Relações vazias de romance, de carinho, de compreensão, afecto, paixão, amor, sentimentos, gestos e atitudes carinhosas. A essas mulheres não as podemos acusar de amar de mais, mas sim, amar de menos… Amar-se de menos.

Há mulheres que não concebem passar a vida sozinhas e ficam em relações porque se não houver essa relação, o que será delas? Há mulheres que ficam porque, de facto, amam uma pessoa, mesmo que essa pessoa não seja merecedora do prato que, diligentemente, apresentam diariamente à hora da refeição, a camisa ou a roupa passada a tempo e horas, e outros exemplos.

Vivemos na era moderna, as mulheres são livres para se relacionarem com quem quiserem, as vezes que quiserem, que ninguém leva a mal. Sim, ainda há críticas e ainda há preconceitos e julgamentos, e ainda há conceitos familiares do patriarcado que se fazem sentir em mentes mais conservadoras. Vivemos numa era em que as mulheres também podem ficar sozinhas, se quiserem. Sem marido, companheiro ou filhos.

Temos todas as escolhas possíveis ao nosso alcance, mas, mesmo assim, há relações forçadas, de obrigação, de subserviência, de culpa, de mágoa, de carência e de dependência (ou “apego”). Mas uma vez, apego à segurança ou conforto de se saber que não se está sozinha, que existe ali alguém, ainda que esse alguém só esteja em corpo presente. Mentes que não comunicam, corações que não se entrelaçam, corpos que não se desejam mais.

E há os casos de tremenda falta de amor… Falta de amor por si, consciente ou inconscientemente. Nesses casos sim, fica-se porque não se pode partir. Aguenta-se ficar, estoicamente, sofrendo-se em silêncio, porque há o quadro, a imagem idealizada de casal ou família perfeita: “eu tenho alguém, eu importo, eu existo e não estou só”.

Mesmo que seja aparência, mesmo que seja porque não se tem a coragem de partir, do como é que vai ser depois, ou “porque assim estou acostumada, e o que é que a minha família irá fazer”, ou até mesmo o medo das consequências, caso o companheiro seja um homem violento…

Tantos os motivos. De qualquer das formas, é uma escolha. É um resolver ficar porque “não quero passar por tudo aquilo que acontecerá, ou sentirei, caso escolha partir, deixar, terminar”. E está certo… O instinto de sobrevivência, ou de protecção aos filhos, é o instinto que temos mais forte em nós.

Esse instinto manda-nos ficar em situações de falta, se for preciso. Falta emocional, falta de carinho. Mas há um lar, uma rotina, um tecto e uma cama onde dormir, comida na mesa e dinheiro ao final do mês, que vai chegando para os gastos.

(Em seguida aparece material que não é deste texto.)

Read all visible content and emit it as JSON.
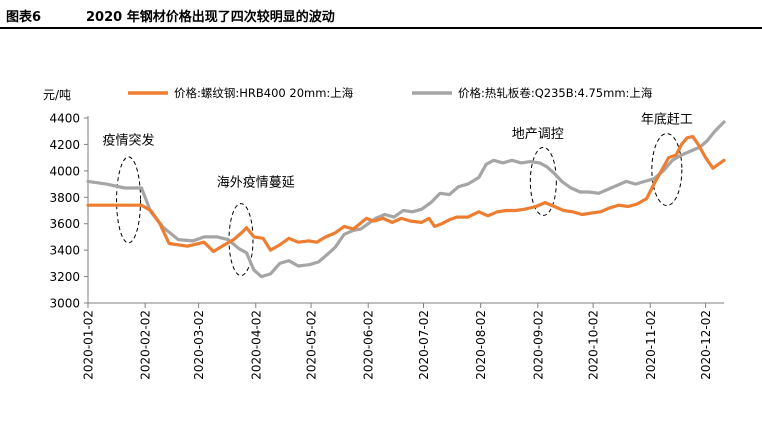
{
  "figure": {
    "label": "图表6",
    "title": "2020 年钢材价格出现了四次较明显的波动"
  },
  "chart_data": {
    "type": "line",
    "y_unit": "元/吨",
    "ylim": [
      3000,
      4400
    ],
    "y_ticks": [
      "4400",
      "4200",
      "4000",
      "3800",
      "3600",
      "3400",
      "3200",
      "3000"
    ],
    "x_ticks": [
      "2020-01-02",
      "2020-02-02",
      "2020-03-02",
      "2020-04-02",
      "2020-05-02",
      "2020-06-02",
      "2020-07-02",
      "2020-08-02",
      "2020-09-02",
      "2020-10-02",
      "2020-11-02",
      "2020-12-02"
    ],
    "xlim": [
      "2020-01-02",
      "2020-12-12"
    ],
    "grid": false,
    "legend_position": "top",
    "series": [
      {
        "name": "价格:螺纹钢:HRB400 20mm:上海",
        "color": "#ED7D31",
        "points": [
          [
            "2020-01-02",
            3740
          ],
          [
            "2020-01-20",
            3740
          ],
          [
            "2020-01-31",
            3740
          ],
          [
            "2020-02-05",
            3700
          ],
          [
            "2020-02-10",
            3600
          ],
          [
            "2020-02-15",
            3450
          ],
          [
            "2020-02-25",
            3430
          ],
          [
            "2020-03-05",
            3460
          ],
          [
            "2020-03-10",
            3390
          ],
          [
            "2020-03-16",
            3440
          ],
          [
            "2020-03-21",
            3480
          ],
          [
            "2020-03-26",
            3540
          ],
          [
            "2020-03-28",
            3570
          ],
          [
            "2020-04-01",
            3500
          ],
          [
            "2020-04-06",
            3490
          ],
          [
            "2020-04-10",
            3400
          ],
          [
            "2020-04-15",
            3440
          ],
          [
            "2020-04-20",
            3490
          ],
          [
            "2020-04-25",
            3460
          ],
          [
            "2020-05-01",
            3470
          ],
          [
            "2020-05-05",
            3460
          ],
          [
            "2020-05-10",
            3500
          ],
          [
            "2020-05-15",
            3530
          ],
          [
            "2020-05-20",
            3580
          ],
          [
            "2020-05-25",
            3560
          ],
          [
            "2020-06-01",
            3640
          ],
          [
            "2020-06-05",
            3620
          ],
          [
            "2020-06-10",
            3640
          ],
          [
            "2020-06-15",
            3610
          ],
          [
            "2020-06-20",
            3640
          ],
          [
            "2020-06-25",
            3620
          ],
          [
            "2020-07-01",
            3610
          ],
          [
            "2020-07-05",
            3640
          ],
          [
            "2020-07-08",
            3580
          ],
          [
            "2020-07-12",
            3600
          ],
          [
            "2020-07-16",
            3630
          ],
          [
            "2020-07-20",
            3650
          ],
          [
            "2020-07-26",
            3650
          ],
          [
            "2020-08-01",
            3690
          ],
          [
            "2020-08-06",
            3660
          ],
          [
            "2020-08-11",
            3690
          ],
          [
            "2020-08-16",
            3700
          ],
          [
            "2020-08-21",
            3700
          ],
          [
            "2020-08-26",
            3710
          ],
          [
            "2020-09-01",
            3730
          ],
          [
            "2020-09-06",
            3760
          ],
          [
            "2020-09-11",
            3730
          ],
          [
            "2020-09-16",
            3700
          ],
          [
            "2020-09-21",
            3690
          ],
          [
            "2020-09-26",
            3670
          ],
          [
            "2020-10-01",
            3680
          ],
          [
            "2020-10-06",
            3690
          ],
          [
            "2020-10-11",
            3720
          ],
          [
            "2020-10-16",
            3740
          ],
          [
            "2020-10-21",
            3730
          ],
          [
            "2020-10-26",
            3750
          ],
          [
            "2020-10-31",
            3790
          ],
          [
            "2020-11-04",
            3900
          ],
          [
            "2020-11-08",
            4000
          ],
          [
            "2020-11-12",
            4100
          ],
          [
            "2020-11-16",
            4120
          ],
          [
            "2020-11-19",
            4200
          ],
          [
            "2020-11-22",
            4250
          ],
          [
            "2020-11-25",
            4260
          ],
          [
            "2020-11-28",
            4200
          ],
          [
            "2020-12-02",
            4100
          ],
          [
            "2020-12-06",
            4020
          ],
          [
            "2020-12-12",
            4080
          ]
        ]
      },
      {
        "name": "价格:热轧板卷:Q235B:4.75mm:上海",
        "color": "#A5A5A5",
        "points": [
          [
            "2020-01-02",
            3920
          ],
          [
            "2020-01-12",
            3900
          ],
          [
            "2020-01-22",
            3870
          ],
          [
            "2020-01-31",
            3870
          ],
          [
            "2020-02-05",
            3690
          ],
          [
            "2020-02-12",
            3570
          ],
          [
            "2020-02-20",
            3480
          ],
          [
            "2020-02-28",
            3470
          ],
          [
            "2020-03-05",
            3500
          ],
          [
            "2020-03-12",
            3500
          ],
          [
            "2020-03-18",
            3480
          ],
          [
            "2020-03-24",
            3410
          ],
          [
            "2020-03-28",
            3380
          ],
          [
            "2020-04-01",
            3250
          ],
          [
            "2020-04-05",
            3200
          ],
          [
            "2020-04-10",
            3220
          ],
          [
            "2020-04-15",
            3300
          ],
          [
            "2020-04-20",
            3320
          ],
          [
            "2020-04-25",
            3280
          ],
          [
            "2020-05-01",
            3290
          ],
          [
            "2020-05-06",
            3310
          ],
          [
            "2020-05-11",
            3370
          ],
          [
            "2020-05-15",
            3420
          ],
          [
            "2020-05-20",
            3520
          ],
          [
            "2020-05-25",
            3550
          ],
          [
            "2020-05-29",
            3560
          ],
          [
            "2020-06-02",
            3600
          ],
          [
            "2020-06-06",
            3640
          ],
          [
            "2020-06-11",
            3670
          ],
          [
            "2020-06-16",
            3650
          ],
          [
            "2020-06-21",
            3700
          ],
          [
            "2020-06-26",
            3690
          ],
          [
            "2020-07-01",
            3710
          ],
          [
            "2020-07-06",
            3760
          ],
          [
            "2020-07-11",
            3830
          ],
          [
            "2020-07-16",
            3820
          ],
          [
            "2020-07-21",
            3880
          ],
          [
            "2020-07-26",
            3900
          ],
          [
            "2020-08-01",
            3950
          ],
          [
            "2020-08-05",
            4050
          ],
          [
            "2020-08-09",
            4080
          ],
          [
            "2020-08-14",
            4060
          ],
          [
            "2020-08-19",
            4080
          ],
          [
            "2020-08-24",
            4060
          ],
          [
            "2020-08-29",
            4070
          ],
          [
            "2020-09-03",
            4060
          ],
          [
            "2020-09-07",
            4030
          ],
          [
            "2020-09-11",
            3980
          ],
          [
            "2020-09-15",
            3920
          ],
          [
            "2020-09-20",
            3870
          ],
          [
            "2020-09-25",
            3840
          ],
          [
            "2020-09-30",
            3840
          ],
          [
            "2020-10-05",
            3830
          ],
          [
            "2020-10-10",
            3860
          ],
          [
            "2020-10-15",
            3890
          ],
          [
            "2020-10-20",
            3920
          ],
          [
            "2020-10-25",
            3900
          ],
          [
            "2020-10-30",
            3920
          ],
          [
            "2020-11-04",
            3940
          ],
          [
            "2020-11-09",
            4000
          ],
          [
            "2020-11-14",
            4080
          ],
          [
            "2020-11-19",
            4120
          ],
          [
            "2020-11-24",
            4150
          ],
          [
            "2020-11-29",
            4180
          ],
          [
            "2020-12-03",
            4230
          ],
          [
            "2020-12-07",
            4300
          ],
          [
            "2020-12-12",
            4370
          ]
        ]
      }
    ],
    "annotations": [
      {
        "text": "疫情突发",
        "date": "2020-01-24",
        "value": 4200,
        "ellipse_date": "2020-01-24",
        "ellipse_value": 3780
      },
      {
        "text": "海外疫情蔓延",
        "date": "2020-04-02",
        "value": 3880,
        "ellipse_date": "2020-03-25",
        "ellipse_value": 3480
      },
      {
        "text": "地产调控",
        "date": "2020-09-02",
        "value": 4250,
        "ellipse_date": "2020-09-05",
        "ellipse_value": 3920
      },
      {
        "text": "年底赶工",
        "date": "2020-11-11",
        "value": 4360,
        "ellipse_date": "2020-11-11",
        "ellipse_value": 4010
      }
    ]
  }
}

Há muitas mulheres que ficam por dependência financeira dos maridos, é verdade, ou por escassez de recursos. Mesmo assim há saída, solução. Procura activa de trabalho, pedir ajuda a familiares ou alguém que possa ajudar temporariamente em termos de estadia ou empréstimo de algum dinheiro, procurar ajuda especializada para aconselhamento, orientação…

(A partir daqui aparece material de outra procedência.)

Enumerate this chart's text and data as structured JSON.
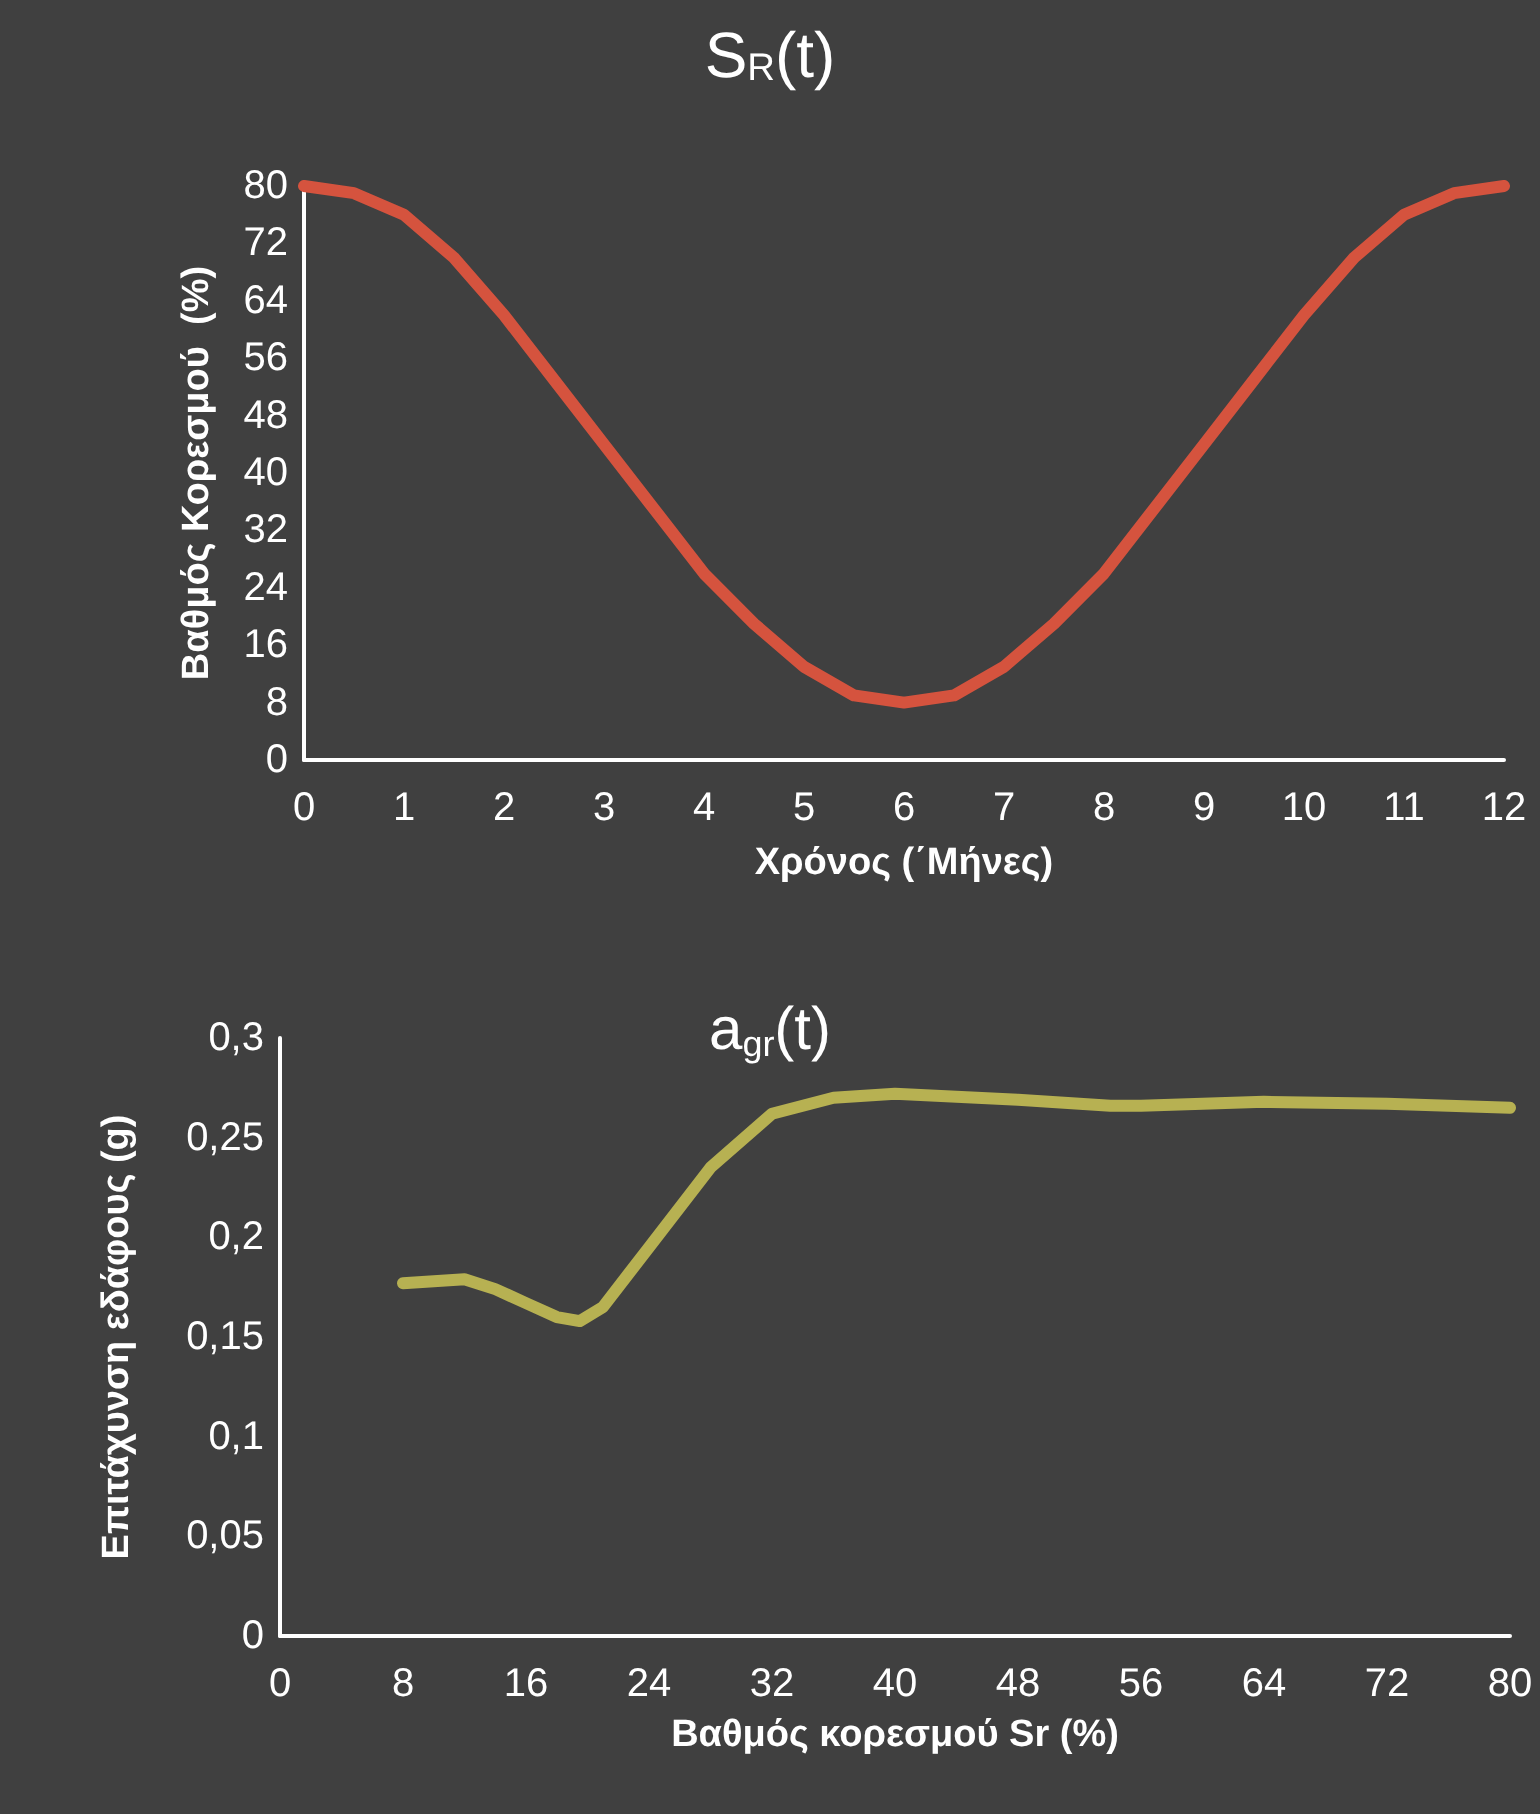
{
  "chart_data": [
    {
      "type": "line",
      "title": "S$_{R}$(t)",
      "xlabel": "Χρόνος (΄Μήνες)",
      "ylabel": "Βαθμός Κορεσμού  (%)",
      "marker": "none",
      "line_style": "solid",
      "x": [
        0,
        0.5,
        1,
        1.5,
        2,
        2.5,
        3,
        3.5,
        4,
        4.5,
        5,
        5.5,
        6,
        6.5,
        7,
        7.5,
        8,
        8.5,
        9,
        9.5,
        10,
        10.5,
        11,
        11.5,
        12
      ],
      "series": [
        {
          "color": "#d5533e",
          "values": [
            80,
            79,
            76,
            70,
            62,
            53,
            44,
            35,
            26,
            19,
            13,
            9,
            8,
            9,
            13,
            19,
            26,
            35,
            44,
            53,
            62,
            70,
            76,
            79,
            80
          ]
        }
      ],
      "xlim": [
        0,
        12
      ],
      "xticks": [
        0,
        1,
        2,
        3,
        4,
        5,
        6,
        7,
        8,
        9,
        10,
        11,
        12
      ],
      "ylim": [
        0,
        80
      ],
      "yticks": [
        0,
        8,
        16,
        24,
        32,
        40,
        48,
        56,
        64,
        72,
        80
      ]
    },
    {
      "type": "line",
      "title": "a$_{gr}$(t)",
      "xlabel": "Βαθμός κορεσμού Sr (%)",
      "ylabel": "Επιτάχυνση εδάφους (g)",
      "marker": "none",
      "line_style": "solid",
      "x": [
        8,
        10,
        12,
        14,
        16,
        18,
        19.5,
        21,
        24,
        28,
        32,
        36,
        40,
        48,
        54,
        56,
        64,
        72,
        80
      ],
      "series": [
        {
          "color": "#b7b152",
          "values": [
            0.177,
            0.178,
            0.179,
            0.174,
            0.167,
            0.16,
            0.158,
            0.165,
            0.195,
            0.235,
            0.262,
            0.27,
            0.272,
            0.269,
            0.266,
            0.266,
            0.268,
            0.267,
            0.265
          ]
        }
      ],
      "xlim": [
        0,
        80
      ],
      "xticks": [
        0,
        8,
        16,
        24,
        32,
        40,
        48,
        56,
        64,
        72,
        80
      ],
      "ylim": [
        0,
        0.3
      ],
      "yticks": [
        0,
        {
          "value": 0.05,
          "label": "0,05"
        },
        {
          "value": 0.1,
          "label": "0,1"
        },
        {
          "value": 0.15,
          "label": "0,15"
        },
        {
          "value": 0.2,
          "label": "0,2"
        },
        {
          "value": 0.25,
          "label": "0,25"
        },
        {
          "value": 0.3,
          "label": "0,3"
        }
      ]
    }
  ]
}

É possível. E é possível, ainda mais, aprender a amar-se, respeitar-se e julgar-se merecedora de algo bom, algo melhor – sozinha, ou acompanhada. É possível terminar-se esse ciclo ou loop de falta de amor (próprio e do outro). Há que despertar desse transe e fazer por encontrar uma saída. Ainda que custe, vai valer a pena.